Baca berita dengan sedikit iklan, klik di sini
Gelar magister hukum yang diraihnya dengan predikat cum laude tidak menolong. Asep Tarwan, seorang bankir, kini mendekam di sebuah sel Penjara Paledang, Bogor. Bobot tubuhnya melorot delapan kilogram hanya dalam tempo tiga bulan di situ. Penyakit gula menggerogotinya. ?Sudah tiga minggu ini saya sakit dan tidak bisa keluar dari sel,? katanya kepada Tempo pekan lalu.
Sebelumnya, hidup Asep lumayan. Dia seorang bankir, tepatnya Kepala Kantor Bank Rakyat Indonesia (BRI) di cabang pembantu Surya Kencana, Bogor. Tapi, Juli lalu, pengadilan setempat menjatuhkan hukuman kurungan 17 tahun penjara dan hukuman denda Rp 40 miliar kepadanya. Menurut para hakim yang menyidangkan kasusnya, dia terbukti telah mencairkan kredit Rp 93,5 miliar secara tidak sah kepada dua perusahaan swasta. Asep dipersalahkan telah mencairkan kredit itu dengan jaminan sertifikat deposito Jamsostek.

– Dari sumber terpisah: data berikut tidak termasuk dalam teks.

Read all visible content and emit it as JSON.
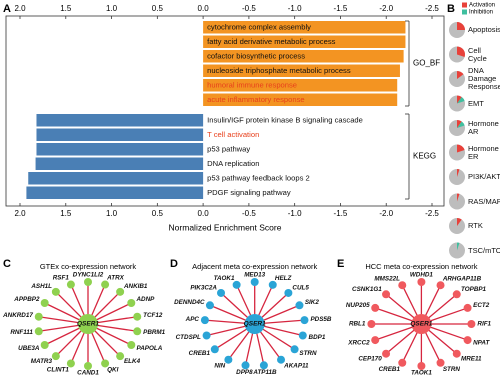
{
  "panel_labels": [
    "A",
    "B",
    "C",
    "D",
    "E"
  ],
  "chart_data": [
    {
      "type": "bar",
      "orientation": "horizontal",
      "x_label": "Normalized Enrichment Score",
      "xlim": [
        2,
        -2.5
      ],
      "xticks": [
        {
          "value": 2,
          "label": "2.0"
        },
        1.5,
        {
          "value": 1,
          "label": "1.0"
        },
        0.5,
        {
          "value": 0,
          "label": "0.0"
        },
        -0.5,
        {
          "value": -1,
          "label": "-1.0"
        },
        -1.5,
        {
          "value": -2,
          "label": "-2.0"
        },
        -2.5
      ],
      "groups": [
        {
          "name": "GO_BF",
          "color": "#f39422",
          "categories": [
            "cytochrome complex assembly",
            "fatty acid derivative metabolic process",
            "cofactor biosynthetic process",
            "nucleoside triphosphate metabolic process",
            "humoral immune response",
            "acute inflammatory response"
          ],
          "values": [
            -2.21,
            -2.21,
            -2.19,
            -2.15,
            -2.12,
            -2.12
          ],
          "label_colors": [
            "#111111",
            "#111111",
            "#111111",
            "#111111",
            "#e8401c",
            "#e8401c"
          ]
        },
        {
          "name": "KEGG",
          "color": "#4a7fb5",
          "categories": [
            "Insulin/IGF protein kinase B signaling cascade",
            "T cell activation",
            "p53 pathway",
            "DNA replication",
            "p53 pathway feedback loops 2",
            "PDGF signaling pathway"
          ],
          "values": [
            1.82,
            1.82,
            1.82,
            1.83,
            1.91,
            1.93
          ],
          "label_colors": [
            "#111111",
            "#e8401c",
            "#111111",
            "#111111",
            "#111111",
            "#111111"
          ]
        }
      ]
    },
    {
      "type": "pie",
      "base_color": "#bdbdbd",
      "categories": [
        "Apoptosis",
        "Cell Cycle",
        "DNA Damage Response",
        "EMT",
        "Hormone AR",
        "Hormone ER",
        "PI3K/AKT",
        "RAS/MAPK",
        "RTK",
        "TSC/mTOR"
      ],
      "series": [
        {
          "name": "Activation",
          "color": "#e8413a",
          "values": [
            25,
            30,
            15,
            10,
            10,
            20,
            5,
            5,
            10,
            0
          ]
        },
        {
          "name": "Inhibition",
          "color": "#3fbf9f",
          "values": [
            0,
            0,
            0,
            10,
            10,
            0,
            0,
            0,
            0,
            5
          ]
        }
      ]
    }
  ],
  "networks": [
    {
      "title": "GTEx co-expression network",
      "center": "QSER1",
      "color": "#8fd14f",
      "edge_color": "#d6263f",
      "nodes": [
        "DYNC1LI2",
        "ATRX",
        "ANKIB1",
        "ADNP",
        "TCF12",
        "PBRM1",
        "PAPOLA",
        "ELK4",
        "QKI",
        "CAND1",
        "CLINT1",
        "MATR3",
        "UBE3A",
        "RNF111",
        "ANKRD17",
        "APPBP2",
        "ASH1L",
        "RSF1"
      ]
    },
    {
      "title": "Adjacent meta co-expression network",
      "center": "QSER1",
      "color": "#2aa4d6",
      "edge_color": "#d6263f",
      "nodes": [
        "MED13",
        "HELZ",
        "CUL5",
        "SIK2",
        "PDS5B",
        "BDP1",
        "STRN",
        "AKAP11",
        "ATP11B",
        "DPP8",
        "NIN",
        "CREB1",
        "CTDSPL",
        "APC",
        "DENND4C",
        "PIK3C2A",
        "TAOK1"
      ]
    },
    {
      "title": "HCC meta co-expression network",
      "center": "QSER1",
      "color": "#f0595e",
      "edge_color": "#d6263f",
      "nodes": [
        "WDHD1",
        "ARHGAP11B",
        "TOPBP1",
        "ECT2",
        "RIF1",
        "NPAT",
        "MRE11",
        "STRN",
        "TAOK1",
        "CREB1",
        "CEP170",
        "XRCC2",
        "RBL1",
        "NUP205",
        "CSNK1G1",
        "MMS22L"
      ]
    }
  ]
}
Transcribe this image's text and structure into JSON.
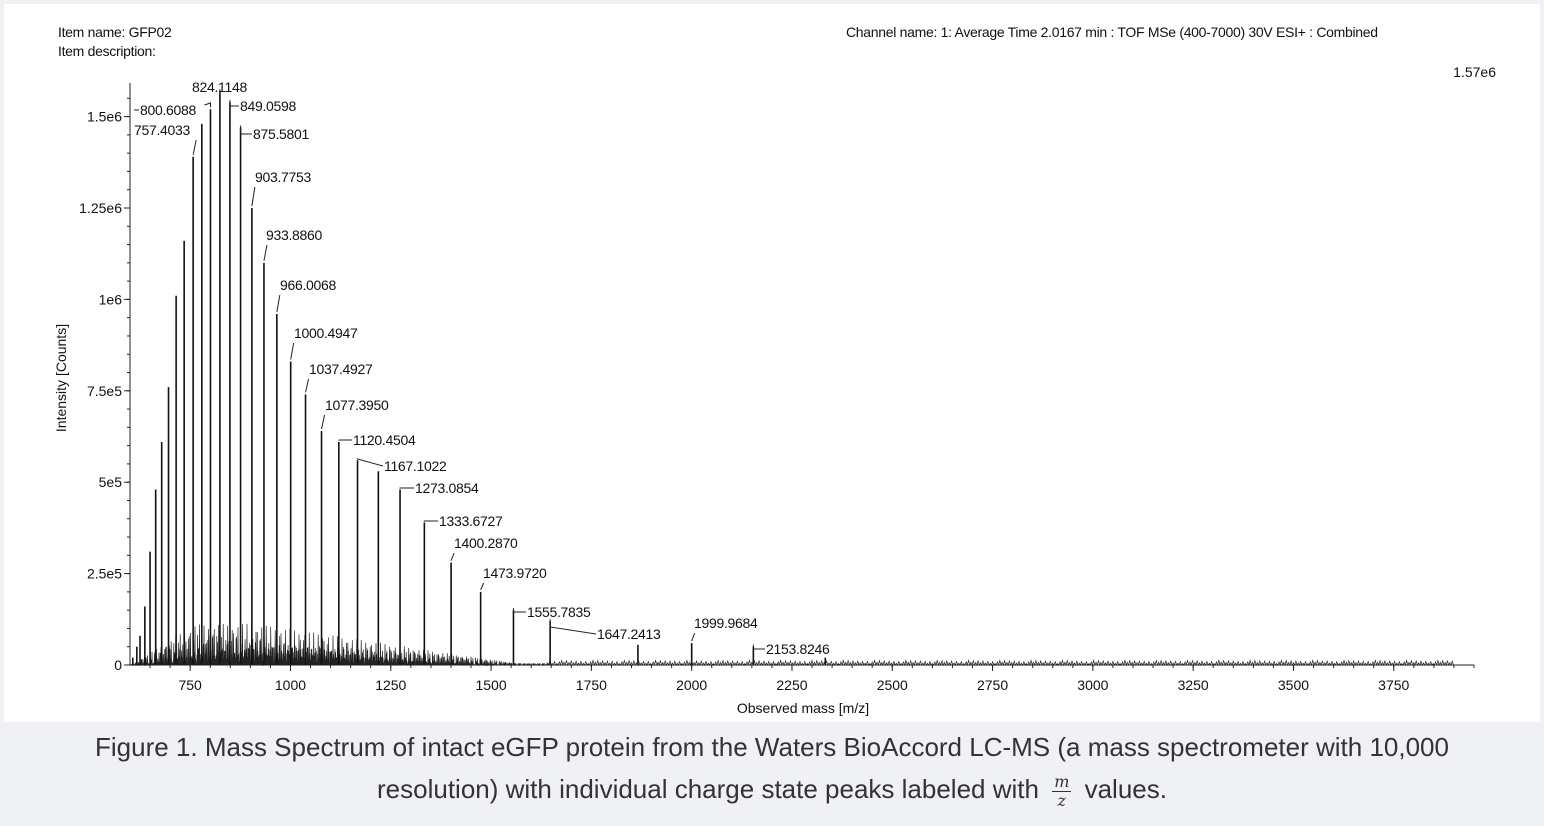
{
  "header": {
    "item_name": "Item name: GFP02",
    "item_description": "Item description:",
    "channel_name": "Channel name: 1: Average Time 2.0167 min : TOF MSe (400-7000) 30V ESI+ : Combined"
  },
  "caption": {
    "line1": "Figure 1. Mass Spectrum of intact eGFP protein from the Waters BioAccord LC-MS (a mass spectrometer with 10,000",
    "line2_before": "resolution) with individual charge state peaks labeled with",
    "frac_num": "m",
    "frac_den": "z",
    "line2_after": "values."
  },
  "chart_data": {
    "type": "line",
    "title": "",
    "xlabel": "Observed mass [m/z]",
    "ylabel": "Intensity [Counts]",
    "max_intensity_label": "1.57e6",
    "xlim": [
      600,
      3950
    ],
    "ylim": [
      0,
      1570000
    ],
    "x_ticks": [
      750,
      1000,
      1250,
      1500,
      1750,
      2000,
      2250,
      2500,
      2750,
      3000,
      3250,
      3500,
      3750
    ],
    "x_tick_labels": [
      "750",
      "1000",
      "1250",
      "1500",
      "1750",
      "2000",
      "2250",
      "2500",
      "2750",
      "3000",
      "3250",
      "3500",
      "3750"
    ],
    "y_ticks": [
      0,
      250000,
      500000,
      750000,
      1000000,
      1250000,
      1500000
    ],
    "y_tick_labels": [
      "0",
      "2.5e5",
      "5e5",
      "7.5e5",
      "1e6",
      "1.25e6",
      "1.5e6"
    ],
    "labeled_peaks": [
      {
        "label": "757.4033",
        "mz": 757.4,
        "intensity": 1390000
      },
      {
        "label": "800.6088",
        "mz": 800.6,
        "intensity": 1520000
      },
      {
        "label": "824.1148",
        "mz": 824.1,
        "intensity": 1570000
      },
      {
        "label": "849.0598",
        "mz": 849.1,
        "intensity": 1540000
      },
      {
        "label": "875.5801",
        "mz": 875.6,
        "intensity": 1470000
      },
      {
        "label": "903.7753",
        "mz": 903.8,
        "intensity": 1250000
      },
      {
        "label": "933.8860",
        "mz": 933.9,
        "intensity": 1100000
      },
      {
        "label": "966.0068",
        "mz": 966.0,
        "intensity": 960000
      },
      {
        "label": "1000.4947",
        "mz": 1000.5,
        "intensity": 830000
      },
      {
        "label": "1037.4927",
        "mz": 1037.5,
        "intensity": 740000
      },
      {
        "label": "1077.3950",
        "mz": 1077.4,
        "intensity": 640000
      },
      {
        "label": "1120.4504",
        "mz": 1120.5,
        "intensity": 610000
      },
      {
        "label": "1167.1022",
        "mz": 1167.1,
        "intensity": 560000
      },
      {
        "label": "1273.0854",
        "mz": 1273.1,
        "intensity": 480000
      },
      {
        "label": "1333.6727",
        "mz": 1333.7,
        "intensity": 390000
      },
      {
        "label": "1400.2870",
        "mz": 1400.3,
        "intensity": 280000
      },
      {
        "label": "1473.9720",
        "mz": 1474.0,
        "intensity": 200000
      },
      {
        "label": "1555.7835",
        "mz": 1555.8,
        "intensity": 150000
      },
      {
        "label": "1647.2413",
        "mz": 1647.2,
        "intensity": 120000
      },
      {
        "label": "1999.9684",
        "mz": 2000.0,
        "intensity": 60000
      },
      {
        "label": "2153.8246",
        "mz": 2153.8,
        "intensity": 50000
      }
    ],
    "unlabeled_peaks": [
      {
        "mz": 607,
        "intensity": 20000
      },
      {
        "mz": 617,
        "intensity": 50000
      },
      {
        "mz": 625,
        "intensity": 80000
      },
      {
        "mz": 637,
        "intensity": 160000
      },
      {
        "mz": 650,
        "intensity": 310000
      },
      {
        "mz": 664,
        "intensity": 480000
      },
      {
        "mz": 679,
        "intensity": 610000
      },
      {
        "mz": 696,
        "intensity": 760000
      },
      {
        "mz": 715,
        "intensity": 1010000
      },
      {
        "mz": 735,
        "intensity": 1160000
      },
      {
        "mz": 779,
        "intensity": 1480000
      },
      {
        "mz": 1219,
        "intensity": 530000
      },
      {
        "mz": 1866,
        "intensity": 55000
      },
      {
        "mz": 2333,
        "intensity": 20000
      }
    ]
  }
}
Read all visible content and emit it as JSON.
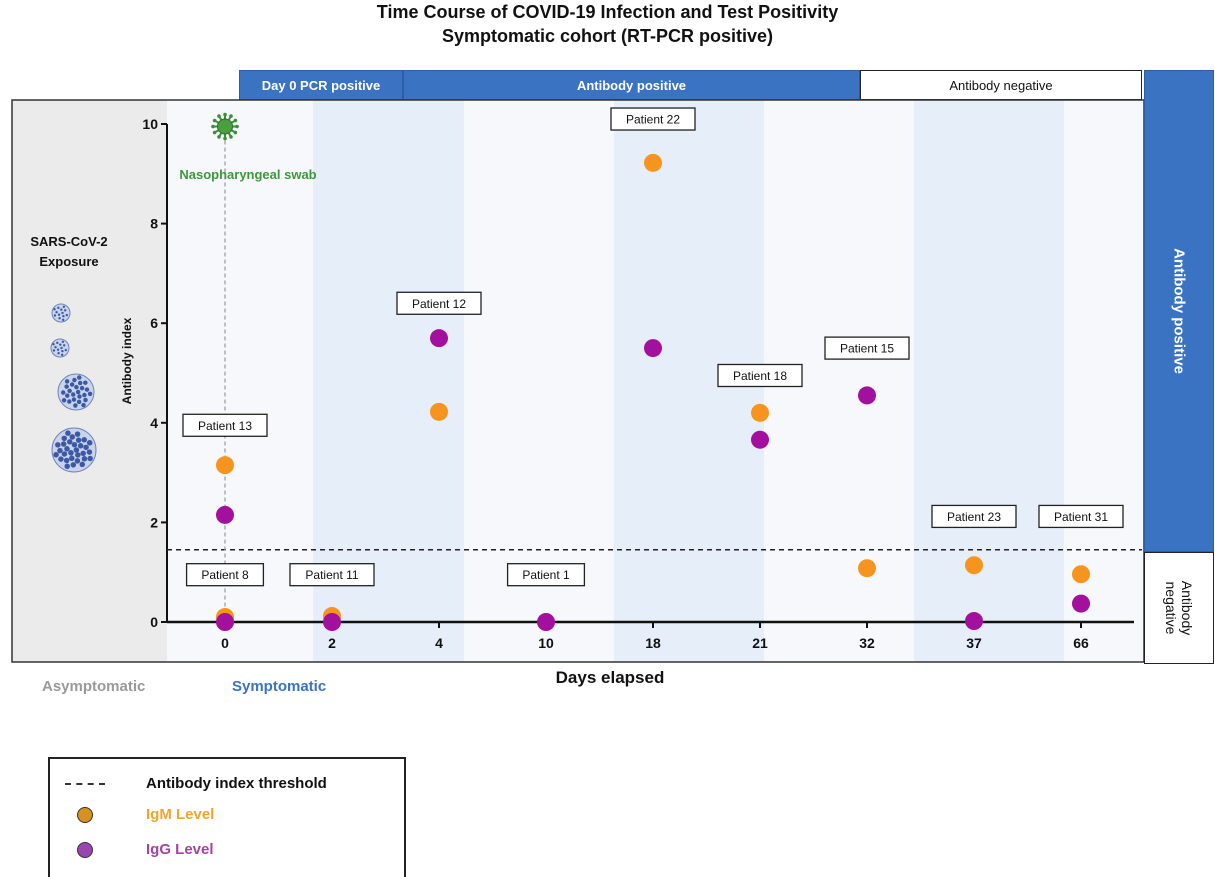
{
  "chart_data": {
    "type": "scatter",
    "title": "Time Course of COVID-19 Infection and Test Positivity",
    "subtitle": "Symptomatic cohort (RT-PCR positive)",
    "xlabel": "Days elapsed",
    "ylabel": "Antibody index",
    "categories": [
      "0",
      "2",
      "4",
      "10",
      "18",
      "21",
      "32",
      "37",
      "66"
    ],
    "ylim": [
      0,
      10
    ],
    "yticks": [
      "0",
      "2",
      "4",
      "6",
      "8",
      "10"
    ],
    "threshold": 1.45,
    "series": [
      {
        "name": "IgM Level",
        "color": "#f7941d",
        "points": [
          {
            "x": "0",
            "y": 3.15
          },
          {
            "x": "0",
            "y": 0.1
          },
          {
            "x": "2",
            "y": 0.12
          },
          {
            "x": "4",
            "y": 4.22
          },
          {
            "x": "18",
            "y": 9.22
          },
          {
            "x": "21",
            "y": 4.2
          },
          {
            "x": "32",
            "y": 1.08
          },
          {
            "x": "37",
            "y": 1.14
          },
          {
            "x": "66",
            "y": 0.96
          }
        ]
      },
      {
        "name": "IgG Level",
        "color": "#a3109e",
        "points": [
          {
            "x": "0",
            "y": 2.15
          },
          {
            "x": "0",
            "y": 0.0
          },
          {
            "x": "2",
            "y": 0.0
          },
          {
            "x": "4",
            "y": 5.7
          },
          {
            "x": "10",
            "y": 0.0
          },
          {
            "x": "18",
            "y": 5.5
          },
          {
            "x": "21",
            "y": 3.66
          },
          {
            "x": "32",
            "y": 4.55
          },
          {
            "x": "37",
            "y": 0.02
          },
          {
            "x": "66",
            "y": 0.37
          }
        ]
      }
    ],
    "annotations": [
      {
        "text": "Patient 13",
        "x": "0",
        "y": 3.95
      },
      {
        "text": "Patient 8",
        "x": "0",
        "y": 0.95
      },
      {
        "text": "Patient 11",
        "x": "2",
        "y": 0.95
      },
      {
        "text": "Patient 12",
        "x": "4",
        "y": 6.4
      },
      {
        "text": "Patient 1",
        "x": "10",
        "y": 0.95
      },
      {
        "text": "Patient 22",
        "x": "18",
        "y": 10.1
      },
      {
        "text": "Patient 18",
        "x": "21",
        "y": 4.95
      },
      {
        "text": "Patient 15",
        "x": "32",
        "y": 5.5
      },
      {
        "text": "Patient 23",
        "x": "37",
        "y": 2.12
      },
      {
        "text": "Patient 31",
        "x": "66",
        "y": 2.12
      }
    ],
    "swab_label": "Nasopharyngeal swab",
    "exposure_label": [
      "SARS-CoV-2",
      "Exposure"
    ]
  },
  "banners": {
    "day0": "Day 0  PCR positive",
    "antibody_positive": "Antibody positive",
    "antibody_negative": "Antibody negative"
  },
  "side": {
    "positive": "Antibody positive",
    "negative_line1": "Antibody",
    "negative_line2": "negative"
  },
  "phases": {
    "asymptomatic": "Asymptomatic",
    "symptomatic": "Symptomatic"
  },
  "legend": {
    "threshold": "Antibody index threshold",
    "igm": "IgM Level",
    "igg": "IgG Level"
  },
  "colors": {
    "igm": "#f7941d",
    "igg": "#a3109e",
    "banner_blue": "#3a73c1",
    "igm_legend_text": "#f0a52c",
    "igg_legend_text": "#a3449e",
    "symptomatic_text": "#3a73c1",
    "asymptomatic_text": "#999999",
    "swab_green": "#3a9a3a"
  },
  "icons": {
    "virus": "virus-icon"
  }
}
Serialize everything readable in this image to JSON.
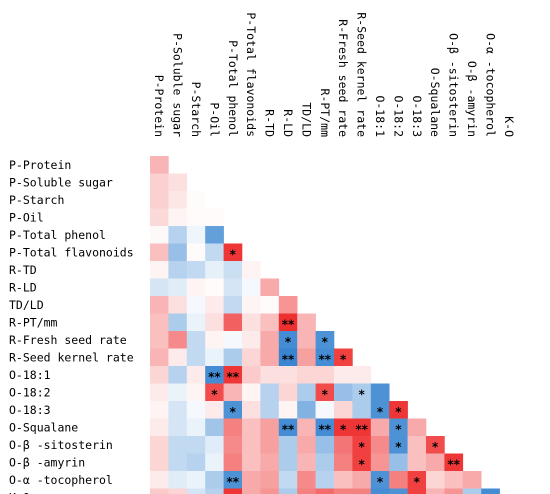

Di samping Asep, pengadilan juga menyeret dua pengusaha penerima kredit, yakni Hartono Tjahjadjaja (PT Delta Makmur Ekspresindo) dan Yudi Kartolo (PT Panca Prakarsa). Keduanya masih menjalani proses persidangan. ?Mereka kini ditahan di Rumah Tahanan Salemba,? ujar Ferry Juan, pengacara mereka.
Asep sendiri berkeras dirinya tak bersalah. Bersama pengacaranya, Kuswara Taryono, dia kini mengajukan banding ke pengadilan lebih tinggi. Asep berkeras dia mengucurkan kredit itu secara aman, yakni atas permintaan Jamsostek sendiri?sebuah perusahaan besar milik pemerintah?serta dengan jaminan sertifikat deposito milik dua lembaga Jamsostek: Dana Peningkatan Kesejahteraan Peserta (DPKP) dan Yayasan Kesejahteraan Karyawan (YKK).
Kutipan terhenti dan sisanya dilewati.